While there have been pockets of financial distress during this period of social distancing, they don't appear to have hit house prices yet. We probably won't get a read on March prices until the Case-Shiller or FHFA House Price numbers come out in a couple of months. Lower interest rates will support prices, especially once the financial shock to the system gets absorbed. 

At a minimum, we don't have excess inventory following a housing bubble. We are in the exact opposite situation, a period of light inventory following a housing bust. If anything, inventory will probably get even tighter as builders like KB run into operational constraints and would-be home sellers take their homes off the market. Renters who are looking to buy their first house may take a step back from the market, however the current circumstances aren't really there for a deluge of supply.

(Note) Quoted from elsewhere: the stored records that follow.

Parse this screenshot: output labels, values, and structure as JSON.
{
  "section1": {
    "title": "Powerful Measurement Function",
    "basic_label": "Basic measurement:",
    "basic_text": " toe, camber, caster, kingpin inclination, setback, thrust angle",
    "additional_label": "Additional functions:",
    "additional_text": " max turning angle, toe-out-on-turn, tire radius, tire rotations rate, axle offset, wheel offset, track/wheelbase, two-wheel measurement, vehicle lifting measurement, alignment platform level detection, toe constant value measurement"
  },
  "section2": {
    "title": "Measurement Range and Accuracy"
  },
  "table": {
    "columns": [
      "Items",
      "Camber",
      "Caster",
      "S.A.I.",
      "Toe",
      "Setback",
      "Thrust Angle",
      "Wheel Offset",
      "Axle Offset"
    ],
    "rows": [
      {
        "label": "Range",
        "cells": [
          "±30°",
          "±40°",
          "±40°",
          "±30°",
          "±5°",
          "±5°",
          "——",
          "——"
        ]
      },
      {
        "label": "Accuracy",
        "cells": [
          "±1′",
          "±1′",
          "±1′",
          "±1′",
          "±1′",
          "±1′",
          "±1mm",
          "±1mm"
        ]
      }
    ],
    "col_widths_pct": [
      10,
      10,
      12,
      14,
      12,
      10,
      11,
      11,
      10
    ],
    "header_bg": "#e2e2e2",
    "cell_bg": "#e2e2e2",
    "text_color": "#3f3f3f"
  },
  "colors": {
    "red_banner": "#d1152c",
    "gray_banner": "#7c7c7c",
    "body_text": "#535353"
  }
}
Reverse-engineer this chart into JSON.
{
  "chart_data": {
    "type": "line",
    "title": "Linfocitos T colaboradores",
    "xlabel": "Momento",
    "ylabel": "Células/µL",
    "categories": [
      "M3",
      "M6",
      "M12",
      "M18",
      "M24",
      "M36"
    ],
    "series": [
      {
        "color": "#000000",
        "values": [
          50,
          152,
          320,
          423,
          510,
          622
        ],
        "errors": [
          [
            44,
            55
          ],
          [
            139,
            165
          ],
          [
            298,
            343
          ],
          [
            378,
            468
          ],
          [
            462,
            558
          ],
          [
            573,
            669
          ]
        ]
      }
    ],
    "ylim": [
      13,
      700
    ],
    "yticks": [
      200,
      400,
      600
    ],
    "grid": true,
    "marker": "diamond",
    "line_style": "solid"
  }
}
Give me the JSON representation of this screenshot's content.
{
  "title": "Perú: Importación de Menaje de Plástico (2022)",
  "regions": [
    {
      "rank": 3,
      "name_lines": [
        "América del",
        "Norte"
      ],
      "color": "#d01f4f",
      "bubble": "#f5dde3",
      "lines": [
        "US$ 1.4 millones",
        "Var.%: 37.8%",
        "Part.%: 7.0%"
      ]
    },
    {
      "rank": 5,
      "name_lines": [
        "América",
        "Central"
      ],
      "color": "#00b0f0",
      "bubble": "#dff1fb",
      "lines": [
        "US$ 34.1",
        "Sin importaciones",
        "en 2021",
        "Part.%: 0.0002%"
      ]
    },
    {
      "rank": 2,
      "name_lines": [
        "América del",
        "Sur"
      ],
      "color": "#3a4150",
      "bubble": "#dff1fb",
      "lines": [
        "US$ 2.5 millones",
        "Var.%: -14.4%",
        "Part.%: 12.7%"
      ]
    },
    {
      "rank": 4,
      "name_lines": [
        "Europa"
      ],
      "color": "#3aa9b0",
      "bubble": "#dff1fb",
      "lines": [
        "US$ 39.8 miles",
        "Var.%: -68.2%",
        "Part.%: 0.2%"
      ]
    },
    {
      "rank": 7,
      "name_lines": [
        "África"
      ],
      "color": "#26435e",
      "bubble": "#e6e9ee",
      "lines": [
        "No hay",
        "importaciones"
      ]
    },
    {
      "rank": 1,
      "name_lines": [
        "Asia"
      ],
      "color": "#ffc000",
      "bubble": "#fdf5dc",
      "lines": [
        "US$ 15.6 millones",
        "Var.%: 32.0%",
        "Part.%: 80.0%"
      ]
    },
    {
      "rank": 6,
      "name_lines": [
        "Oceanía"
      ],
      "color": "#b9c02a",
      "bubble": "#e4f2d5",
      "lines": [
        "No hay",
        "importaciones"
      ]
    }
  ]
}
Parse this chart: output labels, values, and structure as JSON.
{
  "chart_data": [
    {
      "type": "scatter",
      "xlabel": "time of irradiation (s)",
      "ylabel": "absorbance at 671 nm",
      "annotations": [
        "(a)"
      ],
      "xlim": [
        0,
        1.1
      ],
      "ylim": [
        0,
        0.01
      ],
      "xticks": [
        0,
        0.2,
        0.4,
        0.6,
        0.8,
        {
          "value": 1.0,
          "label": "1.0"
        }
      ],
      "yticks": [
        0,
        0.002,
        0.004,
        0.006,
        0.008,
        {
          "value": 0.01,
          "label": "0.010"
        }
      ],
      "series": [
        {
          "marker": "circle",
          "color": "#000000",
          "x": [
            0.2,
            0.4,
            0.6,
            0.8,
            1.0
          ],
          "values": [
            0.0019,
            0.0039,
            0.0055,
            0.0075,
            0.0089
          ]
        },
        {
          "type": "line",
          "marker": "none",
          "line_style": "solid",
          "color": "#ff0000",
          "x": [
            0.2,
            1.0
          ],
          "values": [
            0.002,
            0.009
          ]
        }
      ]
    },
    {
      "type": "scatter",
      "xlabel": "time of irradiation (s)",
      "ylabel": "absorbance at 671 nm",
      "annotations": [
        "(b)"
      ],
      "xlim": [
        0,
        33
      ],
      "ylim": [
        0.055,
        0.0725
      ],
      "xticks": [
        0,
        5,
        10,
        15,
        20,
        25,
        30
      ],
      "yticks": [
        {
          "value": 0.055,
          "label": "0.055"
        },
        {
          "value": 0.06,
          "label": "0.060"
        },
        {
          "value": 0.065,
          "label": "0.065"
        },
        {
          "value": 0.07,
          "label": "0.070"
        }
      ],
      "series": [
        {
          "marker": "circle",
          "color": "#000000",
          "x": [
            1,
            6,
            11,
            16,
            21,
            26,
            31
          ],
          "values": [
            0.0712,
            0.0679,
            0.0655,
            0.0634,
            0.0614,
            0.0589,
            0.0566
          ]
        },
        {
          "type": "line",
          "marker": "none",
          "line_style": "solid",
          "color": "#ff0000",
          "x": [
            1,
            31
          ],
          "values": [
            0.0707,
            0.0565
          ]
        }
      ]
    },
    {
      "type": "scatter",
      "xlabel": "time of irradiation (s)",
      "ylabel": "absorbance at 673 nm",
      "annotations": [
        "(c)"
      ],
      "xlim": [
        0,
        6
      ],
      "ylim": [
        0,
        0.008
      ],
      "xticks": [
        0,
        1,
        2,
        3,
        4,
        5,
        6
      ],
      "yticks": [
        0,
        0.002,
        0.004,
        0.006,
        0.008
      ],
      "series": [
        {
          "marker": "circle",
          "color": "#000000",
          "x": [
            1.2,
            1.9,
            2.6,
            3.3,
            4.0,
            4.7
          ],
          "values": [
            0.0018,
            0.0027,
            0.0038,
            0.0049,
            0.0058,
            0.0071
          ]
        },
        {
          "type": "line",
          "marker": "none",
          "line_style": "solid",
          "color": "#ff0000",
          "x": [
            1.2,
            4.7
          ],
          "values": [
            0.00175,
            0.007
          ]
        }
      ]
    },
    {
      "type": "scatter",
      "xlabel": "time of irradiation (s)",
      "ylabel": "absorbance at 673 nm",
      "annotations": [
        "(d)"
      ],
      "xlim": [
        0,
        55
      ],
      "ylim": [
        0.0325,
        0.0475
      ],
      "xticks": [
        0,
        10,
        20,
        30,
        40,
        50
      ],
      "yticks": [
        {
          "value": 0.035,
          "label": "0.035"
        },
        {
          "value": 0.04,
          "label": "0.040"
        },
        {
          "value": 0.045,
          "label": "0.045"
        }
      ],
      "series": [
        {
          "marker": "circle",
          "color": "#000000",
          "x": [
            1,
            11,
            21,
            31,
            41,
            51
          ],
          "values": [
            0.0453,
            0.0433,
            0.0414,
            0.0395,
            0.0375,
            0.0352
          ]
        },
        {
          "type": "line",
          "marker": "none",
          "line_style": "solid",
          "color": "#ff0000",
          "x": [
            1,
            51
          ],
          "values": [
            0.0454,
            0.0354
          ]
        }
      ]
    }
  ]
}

There have been some forecasts that home price appreciation will stall or even decline a few percentage points, it won't be enough to materially change builder behavior.  

This isn't 2008

The 2008 crisis was driven by a collapse in real estate prices along with loans backed by them. The financial system was devastated as the collateral backing these loans declined in price. Homebuilders were stuck with inventory, which they had to sell in order to repay borrowings, which created a price war. This time around, the banking system is much better capitalized, the inventory situation is tight, and the catalyst for the recession is not real-estate related. The COVID-19 crisis will eventually end, and the homebuilding sector should pick up right where it left off. KB is well-positioned with a focus on entry-level buyers (57% of deliveries) and lower price points. The COVID-19 crisis hit at the worst possible time of the year for the builders, so 2020 might not be the breakout year people were expecting. This might be a 2021 story.